If one were to capitalize the value of his $161,490 annual pension, one would need $3,229,800 in capital at a 5% rate of return. Given Joe Biden was born on November 20, 1942, it is unlikely he will live for more than 20 years.
Therefore, depending on how long Joe lives, his net worth including the value of his pension is likely between $10 – $13 million.

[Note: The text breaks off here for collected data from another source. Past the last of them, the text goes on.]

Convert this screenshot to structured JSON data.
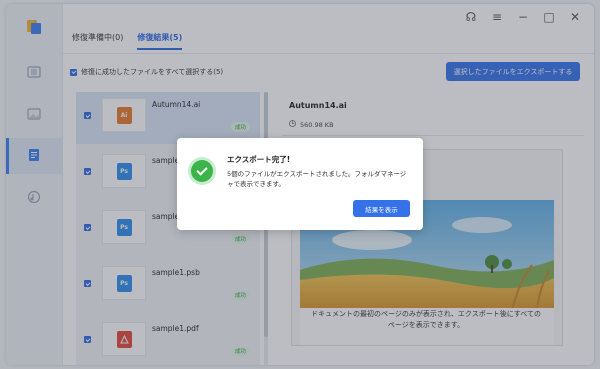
{
  "tabs": [
    {
      "label": "修復準備中(0)"
    },
    {
      "label": "修復結果(5)"
    }
  ],
  "select_all_label": "修復に成功したファイルをすべて選択する(5)",
  "export_button": "選択したファイルをエクスポートする",
  "files": [
    {
      "name": "Autumn14.ai",
      "type": "Ai",
      "status": "成功",
      "color": "#e8792a"
    },
    {
      "name": "sample",
      "type": "Ps",
      "status": "成功",
      "color": "#2d8ef0"
    },
    {
      "name": "sample",
      "type": "Ps",
      "status": "成功",
      "color": "#2d8ef0"
    },
    {
      "name": "sample1.psb",
      "type": "Ps",
      "status": "成功",
      "color": "#2d8ef0"
    },
    {
      "name": "sample1.pdf",
      "type": "pdf",
      "status": "成功",
      "color": "#e5463a"
    }
  ],
  "detail": {
    "title": "Autumn14.ai",
    "size": "560.98 KB",
    "caption_line1": "ドキュメントの最初のページのみが表示され、エクスポート後にすべての",
    "caption_line2": "ページを表示できます。"
  },
  "dialog": {
    "title": "エクスポート完了!",
    "message": "5個のファイルがエクスポートされました。フォルダマネージャで表示できます。",
    "button": "結果を表示"
  },
  "colors": {
    "accent": "#3572ea",
    "success": "#3bb54a"
  }
}
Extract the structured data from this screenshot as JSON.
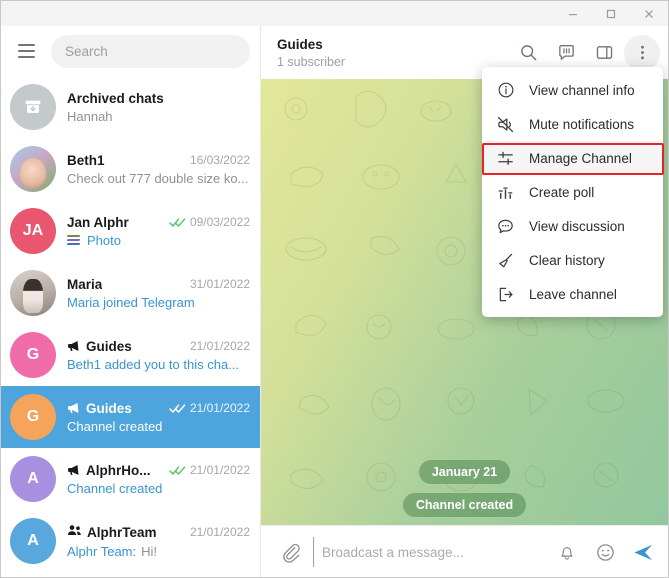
{
  "window": {
    "minimize_label": "Minimize",
    "maximize_label": "Maximize",
    "close_label": "Close"
  },
  "sidebar": {
    "menu_icon": "hamburger-icon",
    "search": {
      "placeholder": "Search",
      "value": ""
    },
    "chats": [
      {
        "name": "Archived chats",
        "preview": "Hannah",
        "date": "",
        "avatar_type": "archive",
        "avatar_color": "#c4c9cc",
        "avatar_letter": "",
        "badge": "",
        "selected": false,
        "preview_blue": false,
        "ticks": false,
        "icon": ""
      },
      {
        "name": "Beth1",
        "preview": "Check out 777 double size ko...",
        "date": "16/03/2022",
        "avatar_type": "photo-beth",
        "avatar_color": "",
        "avatar_letter": "",
        "selected": false,
        "preview_blue": false,
        "ticks": false,
        "icon": ""
      },
      {
        "name": "Jan Alphr",
        "preview": "Photo",
        "date": "09/03/2022",
        "avatar_type": "letter",
        "avatar_color": "#e8566f",
        "avatar_letter": "JA",
        "selected": false,
        "preview_blue": true,
        "ticks": true,
        "icon": "photo-thumb-icon"
      },
      {
        "name": "Maria",
        "preview": "Maria joined Telegram",
        "date": "31/01/2022",
        "avatar_type": "photo-maria",
        "avatar_color": "",
        "avatar_letter": "",
        "selected": false,
        "preview_blue": true,
        "ticks": false,
        "icon": ""
      },
      {
        "name": "Guides",
        "preview": "Beth1 added you to this cha...",
        "date": "21/01/2022",
        "avatar_type": "letter",
        "avatar_color": "#ef6ca8",
        "avatar_letter": "G",
        "selected": false,
        "preview_blue": true,
        "ticks": false,
        "icon": "broadcast-icon"
      },
      {
        "name": "Guides",
        "preview": "Channel created",
        "date": "21/01/2022",
        "avatar_type": "letter",
        "avatar_color": "#f6a45c",
        "avatar_letter": "G",
        "selected": true,
        "preview_blue": true,
        "ticks": true,
        "icon": "broadcast-icon"
      },
      {
        "name": "AlphrHo...",
        "preview": "Channel created",
        "date": "21/01/2022",
        "avatar_type": "letter",
        "avatar_color": "#a98fe0",
        "avatar_letter": "A",
        "selected": false,
        "preview_blue": true,
        "ticks": true,
        "icon": "broadcast-icon"
      },
      {
        "name": "AlphrTeam",
        "preview": "Alphr Team: Hi!",
        "preview_prefix": "Alphr Team:",
        "preview_rest": "Hi!",
        "date": "21/01/2022",
        "avatar_type": "letter",
        "avatar_color": "#58a8dd",
        "avatar_letter": "A",
        "selected": false,
        "preview_blue": true,
        "ticks": false,
        "icon": "group-icon"
      }
    ]
  },
  "chat_header": {
    "title": "Guides",
    "subtitle": "1 subscriber",
    "actions": [
      {
        "name": "search-icon",
        "label": "Search"
      },
      {
        "name": "discussion-icon",
        "label": "Discussion"
      },
      {
        "name": "panel-icon",
        "label": "Info panel"
      },
      {
        "name": "more-icon",
        "label": "More"
      }
    ]
  },
  "conversation": {
    "date_pill": "January 21",
    "service_message": "Channel created"
  },
  "composer": {
    "attach_icon": "paperclip-icon",
    "placeholder": "Broadcast a message...",
    "value": "",
    "bell_icon": "bell-icon",
    "emoji_icon": "emoji-icon",
    "send_icon": "send-icon"
  },
  "context_menu": {
    "items": [
      {
        "label": "View channel info",
        "icon": "info-icon",
        "highlighted": false
      },
      {
        "label": "Mute notifications",
        "icon": "mute-icon",
        "highlighted": false
      },
      {
        "label": "Manage Channel",
        "icon": "sliders-icon",
        "highlighted": true
      },
      {
        "label": "Create poll",
        "icon": "poll-icon",
        "highlighted": false
      },
      {
        "label": "View discussion",
        "icon": "comment-icon",
        "highlighted": false
      },
      {
        "label": "Clear history",
        "icon": "broom-icon",
        "highlighted": false
      },
      {
        "label": "Leave channel",
        "icon": "exit-icon",
        "highlighted": false
      }
    ]
  },
  "annotation": {
    "highlight_color": "#e8222a",
    "target_label": "Manage Channel"
  },
  "colors": {
    "accent": "#4ea4dd",
    "link": "#3a93d3",
    "tick": "#5cc46a",
    "send": "#3a93d3"
  }
}
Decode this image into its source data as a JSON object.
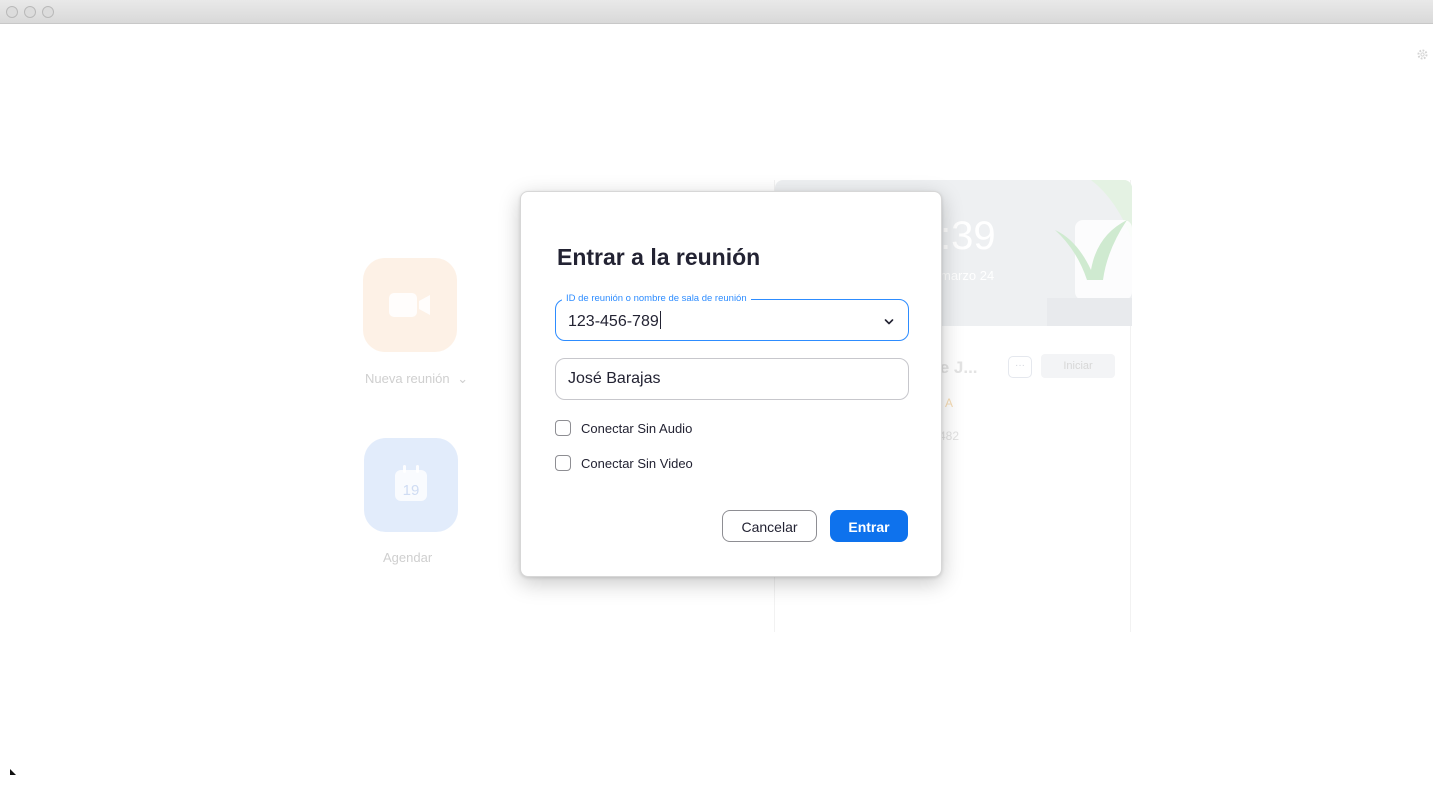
{
  "window": {
    "traffic_lights": [
      "close",
      "minimize",
      "zoom"
    ]
  },
  "toolbar": {
    "settings_icon": "gear-icon"
  },
  "home": {
    "new_meeting_label": "Nueva reunión",
    "new_meeting_chevron": "⌄",
    "schedule_label": "Agendar",
    "calendar_day": "19"
  },
  "upcoming": {
    "time": ":39",
    "date": "marzo 24",
    "meeting_title": "le J...",
    "more_label": "···",
    "start_label": "Iniciar",
    "subtitle": "A",
    "meeting_id_fragment": "-482"
  },
  "dialog": {
    "title": "Entrar a la reunión",
    "id_field": {
      "label": "ID de reunión o nombre de sala de reunión",
      "value": "123-456-789"
    },
    "name_field": {
      "value": "José Barajas"
    },
    "checkboxes": [
      {
        "label": "Conectar Sin Audio",
        "checked": false
      },
      {
        "label": "Conectar Sin Video",
        "checked": false
      }
    ],
    "cancel_label": "Cancelar",
    "join_label": "Entrar"
  },
  "colors": {
    "accent": "#2d8cff",
    "primary_button": "#0e72ed",
    "text": "#232333"
  }
}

If Joe Biden is able to become President of the United States Of America, he would earn a salary of $400,000, along with a $50,000 annual expense account, a $100,000 nontaxable travel account, and $19,000 for entertainment. He would also earn additional credits towards his pension.
Track Your Finances To Grow Your Net Worth
Joe Biden is the leading candidate to win the Democratic Presidential Primary given his experience as a successful Vice President with President Obama. It is unclear whether he can defeat President Donald Trump.
Although Biden never grew his net worth very rapidly like most of his colleagues while in office, he was able to keep his head above water and live a good life with his family on their high combined salary.
What Joe and Jill Biden should have done during their careers was not only save and invest aggressively, but also diligently track their net worth. If they tracked their net worth on a daily or weekly basis, they would have gotten more motivated to save and invest wisely.
Today, all of us can stay on top of our wealth with best free financial tool by Personal Capital. Personal Capital lets you track your net worth, manage your cash flow, x-ray your investment portfolios, and wisely model your retirement cash flow and needs all for free. Once you link all your accounts, Personal Capital’s sophisticated software will provide you a holistic view of your finances.
There’s no rewind button in life. Some of us will never get a chance to sign multi-millionaire dollar book deals and become the Vice President or President of the United States. As a result, we’ve got to make the most of our finances today.